Arthur Mülverstedt (30 June 1894 – 10 August 1941) was a German SS and police (Ordnungspolizei) official during the Nazi era who served on the personal staff of Heinrich Himmler. During World War II, he commanded of the SS Division Polizei; he was killed in action in 1941.

==Police and SS career==
Mülverstedt was born on 30 June 1894. He joined the army in March 1914 served during World War I. After the war, Mülverstedt joined the Sicherheitspolizei (security police) on 15 September 1919 (later redesignated the Schutzpolizei), and was assigned to posts in Berlin, Eiche, and Erfurt.

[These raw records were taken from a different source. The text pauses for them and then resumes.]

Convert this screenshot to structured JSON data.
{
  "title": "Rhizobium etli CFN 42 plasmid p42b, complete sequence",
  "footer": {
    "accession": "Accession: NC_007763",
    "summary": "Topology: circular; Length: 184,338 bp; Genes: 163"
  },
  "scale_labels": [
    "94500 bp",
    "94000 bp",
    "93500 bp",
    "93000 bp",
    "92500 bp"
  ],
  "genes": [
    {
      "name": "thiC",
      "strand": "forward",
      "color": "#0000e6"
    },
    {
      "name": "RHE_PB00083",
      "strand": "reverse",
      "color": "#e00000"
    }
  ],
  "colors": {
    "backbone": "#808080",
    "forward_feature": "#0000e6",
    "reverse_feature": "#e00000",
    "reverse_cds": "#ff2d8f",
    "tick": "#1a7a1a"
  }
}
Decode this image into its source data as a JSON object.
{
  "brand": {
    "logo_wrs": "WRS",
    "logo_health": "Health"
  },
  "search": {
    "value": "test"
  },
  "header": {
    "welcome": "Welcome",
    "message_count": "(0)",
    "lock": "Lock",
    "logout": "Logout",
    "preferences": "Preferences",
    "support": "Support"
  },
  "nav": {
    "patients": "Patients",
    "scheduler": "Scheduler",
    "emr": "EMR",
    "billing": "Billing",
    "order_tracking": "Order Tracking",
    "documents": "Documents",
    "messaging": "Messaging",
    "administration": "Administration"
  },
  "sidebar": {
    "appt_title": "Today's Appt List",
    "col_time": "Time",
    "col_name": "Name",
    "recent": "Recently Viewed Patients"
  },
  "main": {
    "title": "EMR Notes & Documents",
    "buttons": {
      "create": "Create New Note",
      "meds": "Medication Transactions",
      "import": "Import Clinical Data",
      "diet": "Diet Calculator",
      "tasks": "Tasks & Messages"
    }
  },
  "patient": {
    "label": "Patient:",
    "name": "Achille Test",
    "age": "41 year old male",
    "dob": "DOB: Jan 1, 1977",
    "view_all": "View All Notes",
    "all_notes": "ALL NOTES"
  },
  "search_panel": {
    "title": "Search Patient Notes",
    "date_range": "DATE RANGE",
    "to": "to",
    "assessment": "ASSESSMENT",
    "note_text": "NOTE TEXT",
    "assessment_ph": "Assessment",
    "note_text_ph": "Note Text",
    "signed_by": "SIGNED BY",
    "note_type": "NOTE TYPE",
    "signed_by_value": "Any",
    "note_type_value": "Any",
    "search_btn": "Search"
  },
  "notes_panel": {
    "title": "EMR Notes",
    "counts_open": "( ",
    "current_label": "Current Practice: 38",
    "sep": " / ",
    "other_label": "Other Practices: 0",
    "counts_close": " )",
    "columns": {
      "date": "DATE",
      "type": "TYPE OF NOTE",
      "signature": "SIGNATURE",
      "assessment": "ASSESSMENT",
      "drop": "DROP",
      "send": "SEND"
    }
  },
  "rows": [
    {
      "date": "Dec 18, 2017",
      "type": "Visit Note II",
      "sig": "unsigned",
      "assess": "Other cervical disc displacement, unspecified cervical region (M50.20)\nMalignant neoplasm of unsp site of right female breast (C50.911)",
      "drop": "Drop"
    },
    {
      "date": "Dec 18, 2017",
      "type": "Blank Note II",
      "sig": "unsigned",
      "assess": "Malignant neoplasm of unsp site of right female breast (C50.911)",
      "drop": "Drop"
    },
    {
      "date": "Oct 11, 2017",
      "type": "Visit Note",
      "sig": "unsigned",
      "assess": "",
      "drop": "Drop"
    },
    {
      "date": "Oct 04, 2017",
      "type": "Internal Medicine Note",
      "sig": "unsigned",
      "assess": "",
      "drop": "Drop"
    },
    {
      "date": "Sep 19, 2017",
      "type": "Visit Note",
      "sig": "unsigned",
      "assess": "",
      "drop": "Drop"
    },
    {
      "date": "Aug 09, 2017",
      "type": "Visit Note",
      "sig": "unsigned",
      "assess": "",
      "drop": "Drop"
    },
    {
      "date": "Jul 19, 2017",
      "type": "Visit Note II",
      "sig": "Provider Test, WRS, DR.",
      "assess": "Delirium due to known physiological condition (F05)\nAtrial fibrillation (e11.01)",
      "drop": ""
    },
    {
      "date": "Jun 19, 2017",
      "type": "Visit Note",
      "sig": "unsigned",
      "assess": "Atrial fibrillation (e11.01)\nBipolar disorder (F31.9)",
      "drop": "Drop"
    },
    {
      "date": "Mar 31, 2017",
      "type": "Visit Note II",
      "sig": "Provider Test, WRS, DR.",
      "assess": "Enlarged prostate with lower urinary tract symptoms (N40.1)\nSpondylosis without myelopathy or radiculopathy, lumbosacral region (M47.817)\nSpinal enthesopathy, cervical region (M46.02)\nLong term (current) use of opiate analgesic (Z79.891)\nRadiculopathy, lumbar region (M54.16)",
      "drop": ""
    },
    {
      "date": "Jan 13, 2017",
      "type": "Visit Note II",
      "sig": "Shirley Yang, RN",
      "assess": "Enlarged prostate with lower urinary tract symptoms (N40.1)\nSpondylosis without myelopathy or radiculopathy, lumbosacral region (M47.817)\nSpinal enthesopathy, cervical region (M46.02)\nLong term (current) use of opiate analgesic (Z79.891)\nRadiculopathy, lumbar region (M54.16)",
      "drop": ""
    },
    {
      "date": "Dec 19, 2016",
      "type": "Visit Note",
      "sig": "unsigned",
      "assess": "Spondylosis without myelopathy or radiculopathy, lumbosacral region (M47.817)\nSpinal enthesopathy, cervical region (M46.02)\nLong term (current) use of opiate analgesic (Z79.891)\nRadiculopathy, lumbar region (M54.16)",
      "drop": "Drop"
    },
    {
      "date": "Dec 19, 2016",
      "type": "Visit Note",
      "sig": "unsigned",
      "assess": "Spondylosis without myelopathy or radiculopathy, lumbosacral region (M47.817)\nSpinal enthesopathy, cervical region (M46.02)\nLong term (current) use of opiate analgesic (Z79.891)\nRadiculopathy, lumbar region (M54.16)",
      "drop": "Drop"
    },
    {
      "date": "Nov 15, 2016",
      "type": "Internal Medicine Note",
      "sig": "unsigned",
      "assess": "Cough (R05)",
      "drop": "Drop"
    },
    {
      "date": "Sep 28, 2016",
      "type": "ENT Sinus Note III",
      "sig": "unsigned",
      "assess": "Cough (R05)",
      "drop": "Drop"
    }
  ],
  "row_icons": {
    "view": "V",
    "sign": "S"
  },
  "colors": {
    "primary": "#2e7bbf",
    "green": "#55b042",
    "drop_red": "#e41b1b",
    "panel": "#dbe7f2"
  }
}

Mülverstedt joined the Nazi Party on 30 July 1932. He was transferred from the Schutzpolizei to the Landespolizei in 1933. In March 1935 he left the Landespolizei and joined the Reichsheer.

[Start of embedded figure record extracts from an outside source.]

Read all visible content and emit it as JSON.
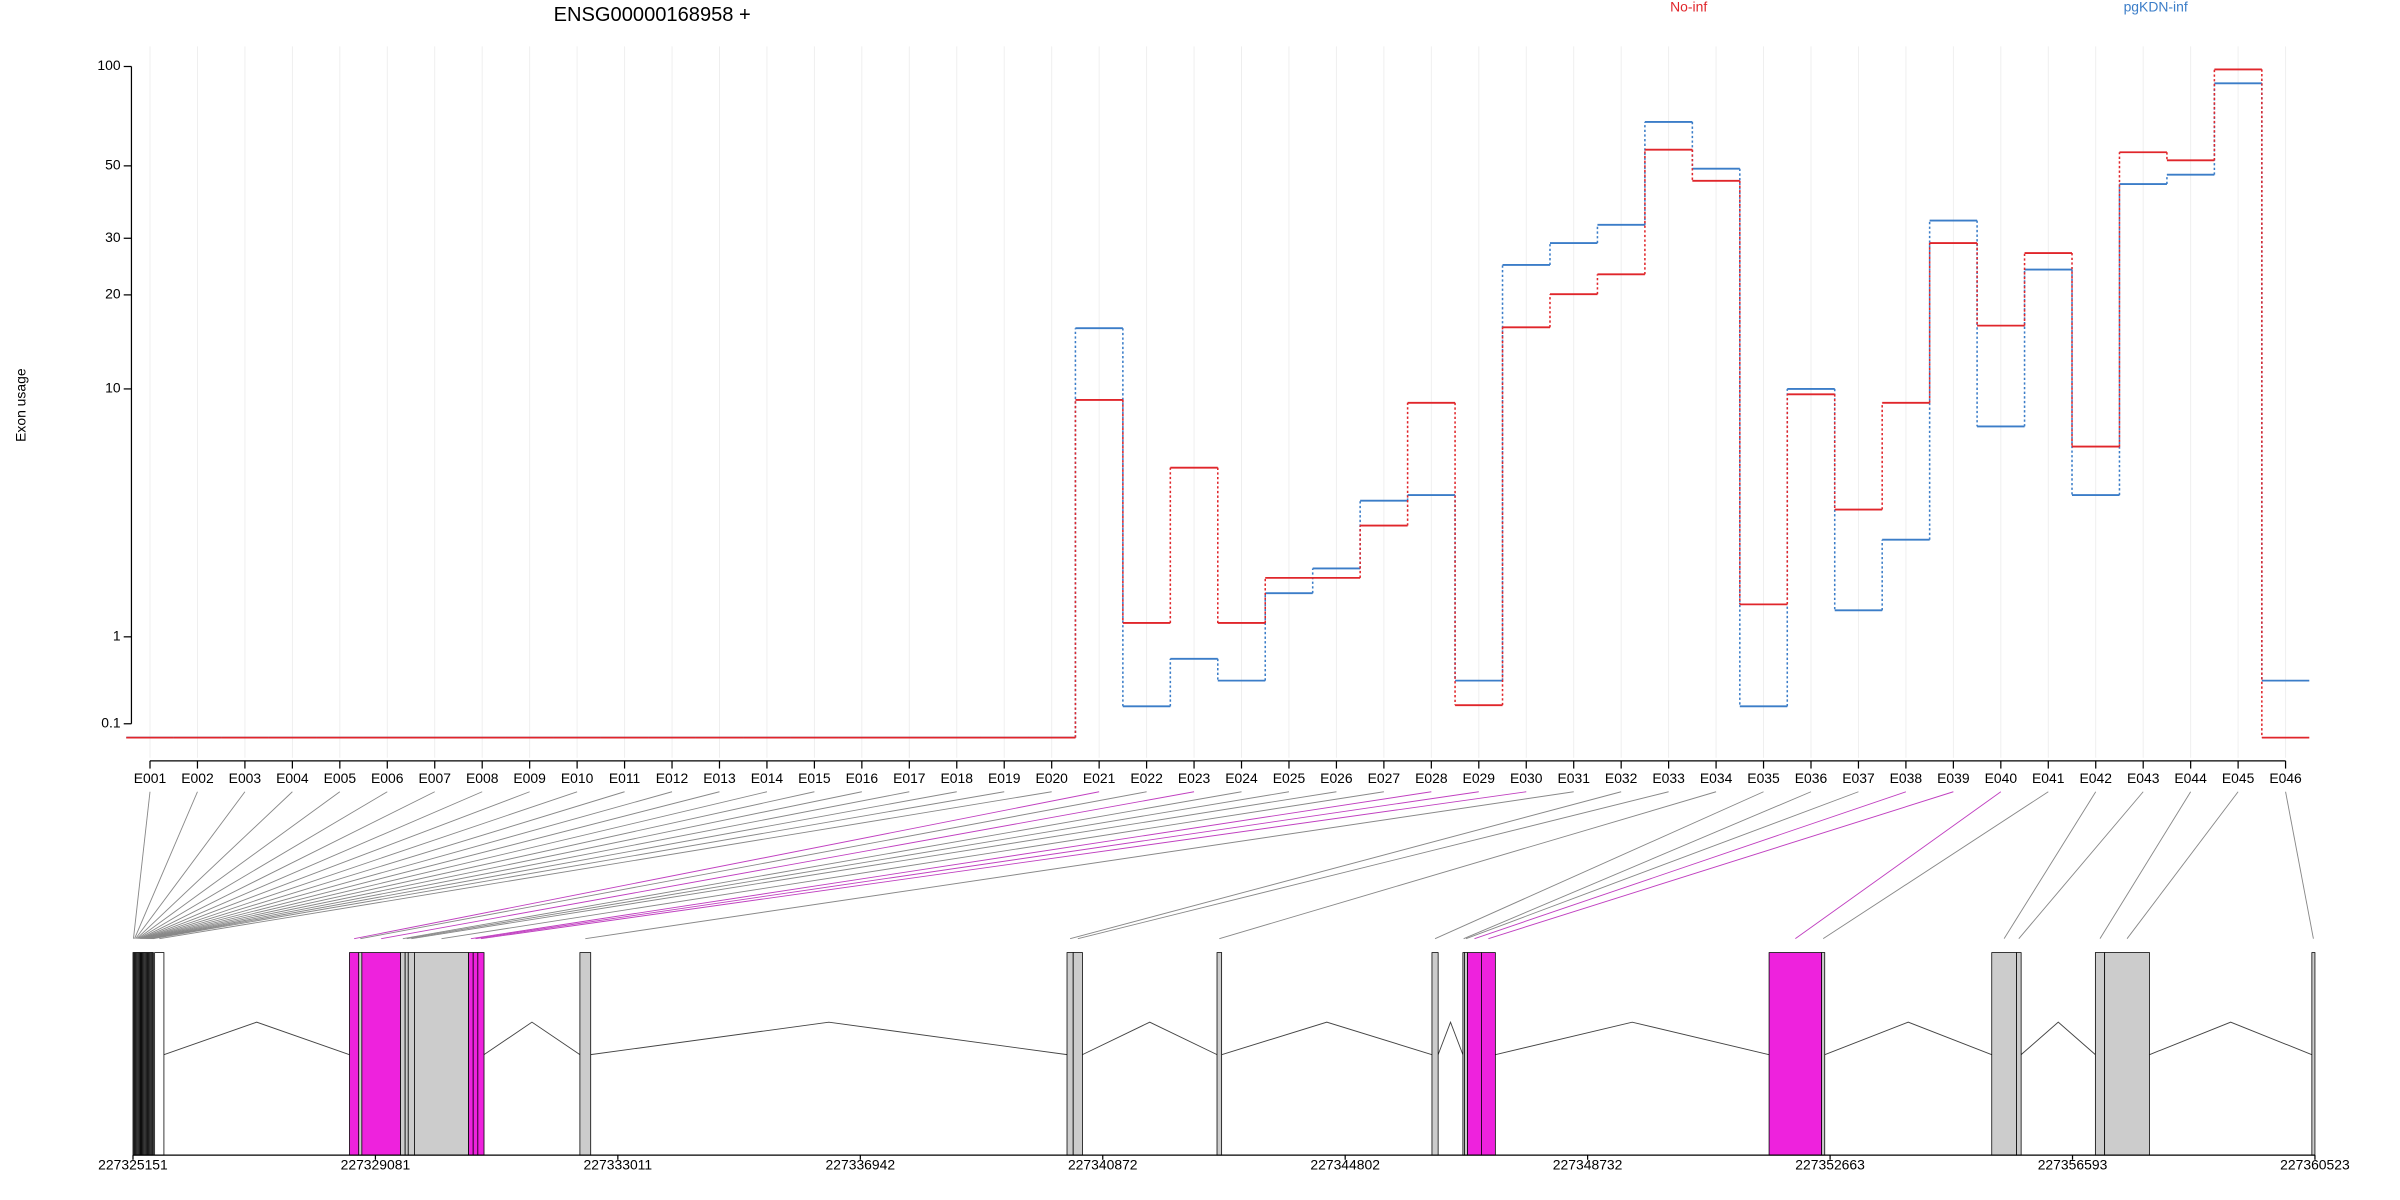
{
  "chart_data": {
    "type": "step-line",
    "title": "ENSG00000168958 +",
    "y_label": "Exon usage",
    "yscale": "log1p",
    "ylim": [
      0,
      100
    ],
    "yticks": [
      0.1,
      1,
      10,
      20,
      30,
      50,
      100
    ],
    "grid": true,
    "categories": [
      "E001",
      "E002",
      "E003",
      "E004",
      "E005",
      "E006",
      "E007",
      "E008",
      "E009",
      "E010",
      "E011",
      "E012",
      "E013",
      "E014",
      "E015",
      "E016",
      "E017",
      "E018",
      "E019",
      "E020",
      "E021",
      "E022",
      "E023",
      "E024",
      "E025",
      "E026",
      "E027",
      "E028",
      "E029",
      "E030",
      "E031",
      "E032",
      "E033",
      "E034",
      "E035",
      "E036",
      "E037",
      "E038",
      "E039",
      "E040",
      "E041",
      "E042",
      "E043",
      "E044",
      "E045",
      "E046"
    ],
    "series": [
      {
        "name": "pgKDN-inf",
        "color": "#3b7dc8",
        "values": [
          0,
          0,
          0,
          0,
          0,
          0,
          0,
          0,
          0,
          0,
          0,
          0,
          0,
          0,
          0,
          0,
          0,
          0,
          0,
          0,
          15.7,
          0.24,
          0.72,
          0.48,
          1.7,
          2.2,
          4.1,
          4.3,
          0.48,
          24.8,
          29,
          33,
          68,
          49,
          0.24,
          10,
          1.4,
          2.9,
          34,
          7.5,
          24,
          4.3,
          44,
          47,
          89,
          0.48
        ]
      },
      {
        "name": "No-inf",
        "color": "#e0262b",
        "values": [
          0,
          0,
          0,
          0,
          0,
          0,
          0,
          0,
          0,
          0,
          0,
          0,
          0,
          0,
          0,
          0,
          0,
          0,
          0,
          0,
          9.2,
          1.2,
          5.4,
          1.2,
          2,
          2,
          3.3,
          9,
          0.25,
          15.8,
          20.1,
          23.2,
          56,
          45,
          1.5,
          9.6,
          3.8,
          9,
          29,
          16,
          27,
          6.4,
          55,
          52,
          98,
          0
        ]
      }
    ],
    "exon_colors": [
      "#ffffff",
      "#ffffff",
      "#ffffff",
      "#ffffff",
      "#ffffff",
      "#ffffff",
      "#ffffff",
      "#ffffff",
      "#ffffff",
      "#ffffff",
      "#ffffff",
      "#ffffff",
      "#ffffff",
      "#ffffff",
      "#ffffff",
      "#ffffff",
      "#ffffff",
      "#ffffff",
      "#ffffff",
      "#ffffff",
      "#ee22dd",
      "#cccccc",
      "#ee22dd",
      "#cccccc",
      "#cccccc",
      "#cccccc",
      "#cccccc",
      "#ee22dd",
      "#ee22dd",
      "#ee22dd",
      "#cccccc",
      "#cccccc",
      "#cccccc",
      "#cccccc",
      "#cccccc",
      "#cccccc",
      "#cccccc",
      "#ee22dd",
      "#ee22dd",
      "#ee22dd",
      "#cccccc",
      "#cccccc",
      "#cccccc",
      "#cccccc",
      "#cccccc",
      "#cccccc"
    ],
    "genomic_lim": [
      227325151,
      227360523
    ],
    "genomic_ticks": [
      227325151,
      227329081,
      227333011,
      227336942,
      227340872,
      227344802,
      227348732,
      227352663,
      227356593,
      227360523
    ]
  }
}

Mülverstedt returned to the Schutzpolizei; he joined the SS on 20 April 1938 and was attached to Personal Staff Reichsführer-SS, command staff of Heinrich Himmler, head of the SS. In 1938 he became the Commander of Schutzpolizei Abschnitt III for the annexations of Austria and the Sudetenland .

Mülverstedt served as the Commander of Polizeigruppe 5 which was attached to the 4th Army for the invasion of Poland. On 9 November 1940 he was promoted to the rank of SS-Gruppenfuhrer and was appointed the divisional commander of the SS Division Polizei after Karl Pfeffer Wildenbruch had returned to Himmler's staff. In this period the division was transferred from Police to SS administration. Mülverstedt led the division during Operation Barbarossa, the invasion of the Soviet Union, attached to the Army Group North. Mülverstedt was killed in action by artillery fire on 10 August 1941 during the Battle of Luga–Kingisepp.